Biotech companies in India have witnessed a huge growth over the past decade, and the future is bright with the emerging economic and liberalization policies. Growth in the customer base has drastically supported aggressive investments in the biotech sector. Indian biotech industry is expected to be valued at $75 billion -$90 billion by 2020. The high demand for biotech products has also allowed foreign companies to set up bases and reap great profits. Public-private partnerships and strong support from Indian government have boosted the biotech industry to greater heights. You can read many market survey reports and studies carried out by different companies about the opportunities in India, but you’ll need to plan thoroughly and read comprehensively about India and Indian culture before exploring opportunities in the subcontinent. Obviously, it is easy to register a company in India for an Indian citizen, compared to a foreigner. But it can be done, and I’m going to concentrate on the official procedures that are required for starting (interchangeably used for registering or founding) a company in India.
Background preparation: If you are an Indian citizen, then you can register about six to seven types of business entities in India, namely, Private Limited Company (limited by shares), Public Limited Company (limited by shares), Public Company (with unlimited liabilities), Company limited by guarantee, Partnership firm, Sole Proprietorship firm and co-operatives as producer company. Non-Indians (foreigners) are allowed to register private limited company (with 100% equities), private limited company (joint venture with Indians) and public limited company (with minimum of one shareholder and director of Indian citizen). You have to decide which business entity fulfils business requirements. Private limited company is preferred by almost all foreigners (individuals or entrepreneurs), because it has minimal agreement constraints, and it’s the best choice if you do not have any intentions to raise public funds.

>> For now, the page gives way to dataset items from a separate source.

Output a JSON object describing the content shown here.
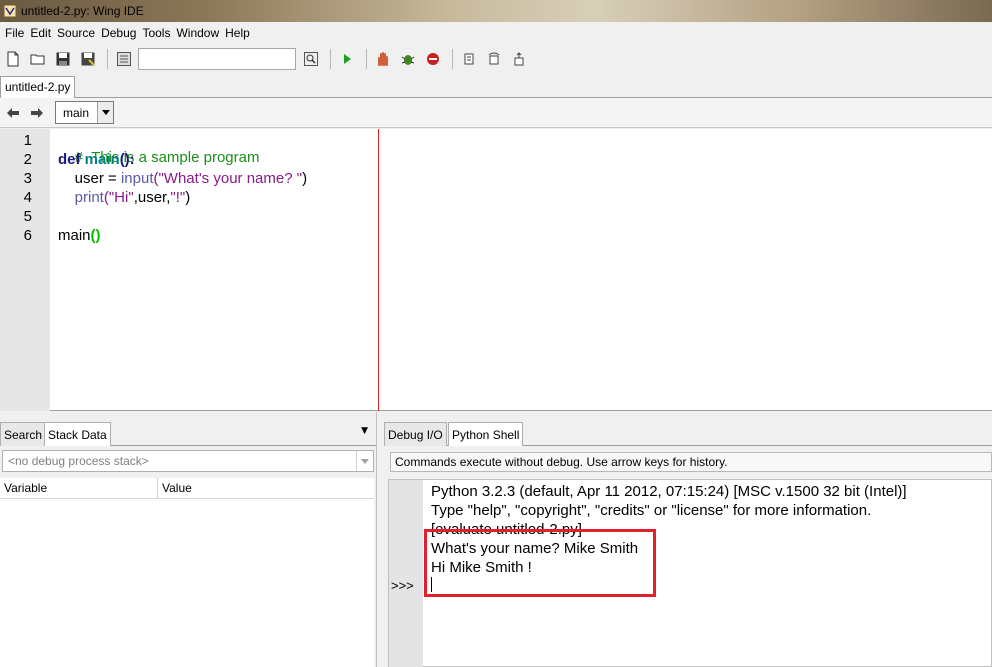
{
  "window": {
    "title": "untitled-2.py: Wing IDE"
  },
  "menu": [
    "File",
    "Edit",
    "Source",
    "Debug",
    "Tools",
    "Window",
    "Help"
  ],
  "toolbar": {
    "search_value": "",
    "buttons": [
      "new-file-icon",
      "open-file-icon",
      "save-icon",
      "save-all-icon",
      "indent-icon",
      "search-go-icon",
      "run-icon",
      "stop-hand-icon",
      "debug-bug-icon",
      "abort-icon",
      "step-into-icon",
      "step-over-icon",
      "step-out-icon"
    ]
  },
  "editor": {
    "tab_label": "untitled-2.py",
    "scope": "main",
    "line_numbers": [
      "1",
      "2",
      "3",
      "4",
      "5",
      "6"
    ],
    "lines": [
      {
        "comment": "#  This is a sample program"
      },
      {
        "kw": "def ",
        "name": "main",
        "rest": "():"
      },
      {
        "indent": "    ",
        "var": "user = ",
        "builtin": "input",
        "open": "(",
        "str": "\"What's your name? \"",
        "close": ")"
      },
      {
        "indent": "    ",
        "builtin": "print",
        "open": "(",
        "str1": "\"Hi\"",
        "mid": ",user,",
        "str2": "\"!\"",
        "close": ")"
      },
      {},
      {
        "call": "main",
        "parens": "()"
      }
    ]
  },
  "left_panel": {
    "tabs": [
      "Search",
      "Stack Data"
    ],
    "active_tab": "Stack Data",
    "stack_placeholder": "<no debug process stack>",
    "columns": [
      "Variable",
      "Value"
    ]
  },
  "right_panel": {
    "tabs": [
      "Debug I/O",
      "Python Shell"
    ],
    "active_tab": "Python Shell",
    "info": "Commands execute without debug.  Use arrow keys for history.",
    "prompt": ">>>",
    "output": [
      "Python 3.2.3 (default, Apr 11 2012, 07:15:24) [MSC v.1500 32 bit (Intel)]",
      "Type \"help\", \"copyright\", \"credits\" or \"license\" for more information.",
      "[evaluate untitled-2.py]",
      "What's your name? Mike Smith",
      "Hi Mike Smith !"
    ]
  },
  "colors": {
    "highlight": "#e0202a",
    "edge": "#e02020"
  }
}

For non-Indian citizens, I advise availing the services of a company secretary or chartered accountant – someone competent or authorized to register the company in the specific state or Union Territories of India. All the official procedures will be carried out by them, and it is easy for you to manage him or her as a “single point of contact.” The service charges of such consultants differ from state to state. In Karnataka state, it ranges between $700 and $900 and they will complete all the formalities within a week or ten days. The Companies Act (1956) is one of the governing laws for the registration of companies in India. All registered companies are under the Ministry of Corporate Affairs by means of office of Registrars of Companies (ROC). The guidelines, statutory requirements and official procedures are the same throughout the nation except different official languages and stamp duties in different states and Union Territories. The administration, company names, registry of records, transactions and forms in ROC are carried out in English language through the respective regional directors.
Registration of company name: Registering your company name is the first step in the pre-registration of company or company incorporation in ROC. The process of company registration begins with filling out application Form No.1A, available in the ROC office of the state. You have to submit the filled-in Form No.1A to ROC office by payment of prescribed fees. Pre-requisite for this submission is the address proof of the Registered Office of the proposed company, and name and signature of one of the promoters (director or subscriber). “Promoter” means a person or persons who have control over the affairs of the company directly or indirectly, whether as a shareholder, director or otherwise, and includes any person or persons named as promoters in any offer document or document by reason of his acting in the professional capacity. You have to rent a house or business office, because you might require a “lease agreement” or “rent agreement” as “address proof” of the promoter (director or shareholder). You have the option to propose a panel of three to five company names quite distinct from each other for consideration.
ROC staff will search the proposed names for availability or any resemblance with other company names in India. ROC staff will let you know if they find it difficult to approve names that might create confusion in the minds of the public and harm the interest of the promoters. You will be given up to two opportunities for re-submission of the new panel of company names against the fee paid in the first instance for name availability after the original application is filled. Within a day or two, the name will be allotted for a company. If the name is not adopted 60 days after it is allowed, you may apply for extension for retention of such name for further period of 30 days on payment of 50% of the fees prescribed for the application at the initial stage. The name allowed shall lapse after expiry of sixty or ninety days, as the case may be, from the date it is allowed first. If you agree to the allotted name, the “name allotment certificate” will be issued to you. This is called pre-registration process.
After the “name allotment certificate” is obtained from the ROC, you have to prepare the Memorandum of Association (MOA) and Articles of Association (AOA) for the proposed company. The format and description are almost similar to other countries of the world. MOA mainly covers the primary, auxiliary and other business activities of the proposed firm. AOA incorporates the guidelines for the standard operations and conduct of the proposed company along with the certified share capital, first directors or founding directors, the names and addresses of first directors and so on. Private limited company must have two directors and two share holders; and in case of a public limited company, there should be three directors and seven share holders.